To be sure, the ECO vows do not preclude officers from believing the doctrine of inerrancy as required by PCA officers, but neither do they require them, as do the PCA vows.  Notice also that the ECO “Essential Tenets” document declares that the Scriptures are “infallible”; it does not say that they (or the autographs) are “inerrant”.  To the casual observer, this might seem like splitting hairs; after all, don’t the two terms mean that the Bible is not mistaken in what it says?

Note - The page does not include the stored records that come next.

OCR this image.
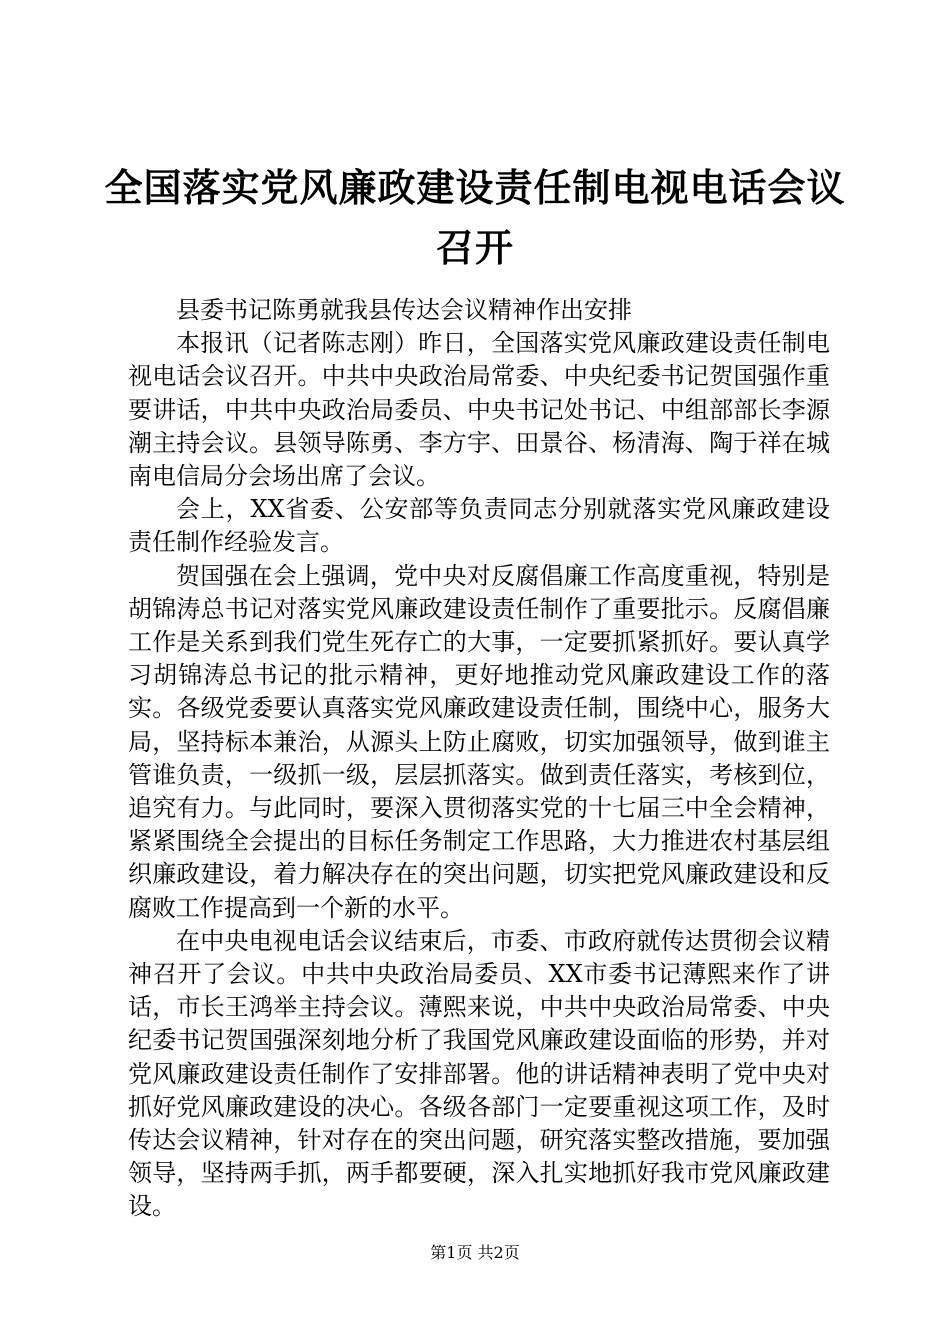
全国落实党风廉政建设责任制电视电话会议召开

县委书记陈勇就我县传达会议精神作出安排

本报讯（记者陈志刚）昨日，全国落实党风廉政建设责任制电视电话会议召开。中共中央政治局常委、中央纪委书记贺国强作重要讲话，中共中央政治局委员、中央书记处书记、中组部部长李源潮主持会议。县领导陈勇、李方宇、田景谷、杨清海、陶于祥在城南电信局分会场出席了会议。

会上，XX省委、公安部等负责同志分别就落实党风廉政建设责任制作经验发言。

贺国强在会上强调，党中央对反腐倡廉工作高度重视，特别是胡锦涛总书记对落实党风廉政建设责任制作了重要批示。反腐倡廉工作是关系到我们党生死存亡的大事，一定要抓紧抓好。要认真学习胡锦涛总书记的批示精神，更好地推动党风廉政建设工作的落实。各级党委要认真落实党风廉政建设责任制，围绕中心，服务大局，坚持标本兼治，从源头上防止腐败，切实加强领导，做到谁主管谁负责，一级抓一级，层层抓落实。做到责任落实，考核到位，追究有力。与此同时，要深入贯彻落实党的十七届三中全会精神，紧紧围绕全会提出的目标任务制定工作思路，大力推进农村基层组织廉政建设，着力解决存在的突出问题，切实把党风廉政建设和反腐败工作提高到一个新的水平。

在中央电视电话会议结束后，市委、市政府就传达贯彻会议精神召开了会议。中共中央政治局委员、XX市委书记薄熙来作了讲话，市长王鸿举主持会议。薄熙来说，中共中央政治局常委、中央纪委书记贺国强深刻地分析了我国党风廉政建设面临的形势，并对党风廉政建设责任制作了安排部署。他的讲话精神表明了党中央对抓好党风廉政建设的决心。各级各部门一定要重视这项工作，及时传达会议精神，针对存在的突出问题，研究落实整改措施，要加强领导，坚持两手抓，两手都要硬，深入扎实地抓好我市党风廉政建设。

第1页 共2页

The difference is perhaps best spelled out in Positions 1 and 2 of a survey taken by the Presbyterian Panel in the summer and fall of 1979, the results of which were published in “Biblical Authority and Interpretation: A Resource Document Received by the 194th General Assembly (1982) of the United Presbyterian Church in the United States of America”.  Position 1 stated, “The Bible, though written by individuals, has been so controlled by the Holy Spirit that it is without error in all it teaches in matters of science and history, as well as in matters of theology.”  This position is essentially the doctrine required of officers in the PCA ordination vows.  Position 2 stated, “The Bible, though written by individuals and reflecting their personalities, has been so controlled by the Holy Spirit that it is trustworthy in all it teaches in matters of theology and ethics, but not necessarily in matters of science and history.” (emphasis added)  The word “infallible” has been typically employed to say that the teachings of the Old and New Testament Scriptures regarding theology and ethics, though not necessarily of science and history, are exactly as intended by God, whereas the word “inerrant” has been typically employed to say that the actual words of Scripture are exactly as intended by God, and therefore everything on which the Scriptures speak, including matters of science and history and not just of theology and ethics, are exactly as God intended.  Now, the immediate problem in saying that the Scriptures are inerrant in this sense is that there are minor contradictions in the Scriptures themselves, such as numerical discrepancies in the historical books (e.g., did David slay seven hundred Syrian charioteers under the command of Shobach, as in II Sam. 10.18, or seven thousand, as in I Chron. 19.18).  For this reason, those who hold to Biblical inerrancy (as I do) hold that only the autographs were inspired by the Holy Spirit and were thus without errors, and that the later copies and translations of the same Scriptures are inerrant only insofar as they accurately reproduce the message of the autographs.

Now, even beyond this issue, there is a further stumbling block to many, in that some of what Scripture says is, to put it mildly, rather amazing—some would say incredible.  For example, all the patriarchs in Genesis lived extraordinarily long lives by contemporary standards—Abraham lived to be 175 years old (Gen. 25.7), Isaac lived to be 180 years old (Gen. 35.28), Jacob lived to be 147 years old (Gen. 47.28), Joseph lived to be 110 years old (Gen. 50.22), and Abraham’s ancestors in Genesis 5.1-32, 9.29, 11.10-32 lived even longer still, with Methuselah living longest, dying at the age of 969 years (Gen. 5.27).  For this reason, some will say that whereas the teachings of Scripture regarding theology and ethics are 100% reliable, the teachings regarding science and history might not be (after all, people don’t live more than 120 years at the most).  The ECO ordination vows regarding the trustworthiness of Scripture allow ordained officers to take this position, whereas the corresponding PCA ordination vows do not.

In addition to the issue of the ordination of women, the differences in confessional standards and the requirements of officers regarding their beliefs about the reliability of the Scriptures are matters of serious contention between the ECO and the PCA and are the basic reason why these two denominations won’t “become one” anytime in the foreseeable future.